General information: First Jewish presence: 17th century; peak Jewish population: 325 in 1849; Jewish population in 1933: 38
Summary: This community conducted services in prayer halls until 1737, when local Jews purchased a house on Buchenweg and converted it into a synagogue. Other communal institutions included a mikveh, a school (founded in the 1830s) and a larger synagogue, the last of which was inaugurated in the mid-19th century. We also know that, in 1810, after decades of burying its dead in Berlichingen, Bodigheim and Huengheim, the Merchingen community consecrated a cemetery on the road to Ballenberg. In 1933, by which point the Jews of Osterburken had been affiliated with the community, nine schoolchildren studied religion in Merchingen. A Jewish charity was active there that year. On Pogrom Night, chazzan Heymann Bravmann and his wife were assaulted in their apartment; the synagogue’s interior was destroyed. Later, in 1940, the building was sold to the municipality, after which it was converted into a sports hall.

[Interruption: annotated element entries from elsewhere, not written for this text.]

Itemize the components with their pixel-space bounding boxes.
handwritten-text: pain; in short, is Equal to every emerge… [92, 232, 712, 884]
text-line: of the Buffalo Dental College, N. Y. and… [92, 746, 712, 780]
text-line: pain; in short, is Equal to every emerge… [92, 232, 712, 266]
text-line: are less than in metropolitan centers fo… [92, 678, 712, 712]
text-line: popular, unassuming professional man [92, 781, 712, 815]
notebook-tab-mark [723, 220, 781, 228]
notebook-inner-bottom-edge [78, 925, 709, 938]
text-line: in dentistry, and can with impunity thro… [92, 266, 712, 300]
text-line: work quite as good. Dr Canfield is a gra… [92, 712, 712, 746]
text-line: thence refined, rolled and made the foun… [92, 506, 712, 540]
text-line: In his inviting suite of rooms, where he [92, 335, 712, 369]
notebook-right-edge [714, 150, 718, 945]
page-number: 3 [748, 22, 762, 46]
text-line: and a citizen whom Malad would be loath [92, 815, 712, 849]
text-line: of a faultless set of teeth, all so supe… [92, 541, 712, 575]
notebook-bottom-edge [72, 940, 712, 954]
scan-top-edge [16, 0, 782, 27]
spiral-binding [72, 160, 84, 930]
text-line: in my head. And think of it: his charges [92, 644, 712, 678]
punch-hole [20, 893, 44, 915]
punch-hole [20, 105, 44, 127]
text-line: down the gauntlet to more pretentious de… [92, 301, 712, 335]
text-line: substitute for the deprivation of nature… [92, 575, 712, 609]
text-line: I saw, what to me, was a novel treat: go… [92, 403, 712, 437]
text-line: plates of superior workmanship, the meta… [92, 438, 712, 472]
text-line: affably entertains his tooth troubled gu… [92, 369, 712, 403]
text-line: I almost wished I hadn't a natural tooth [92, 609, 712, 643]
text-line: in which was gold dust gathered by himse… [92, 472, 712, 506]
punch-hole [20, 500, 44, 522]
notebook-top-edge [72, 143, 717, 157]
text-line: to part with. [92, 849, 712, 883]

Twenty-two Merchingen Jews emigrated, nine relocated within Germany, five died in Merchingen and three were deported to Gurs on October 22, 1940. At least 29 Merchingen Jews perished in the Shoah. Of the six Osterburken Jews, five emigrated and one died in 1938. Although the cemetery was accidentally bombed in an air raid in 1945, much of it still exists. The synagogue was converted into a church after the war, and in 1983 a memorial stone and plaque were unveiled at the site.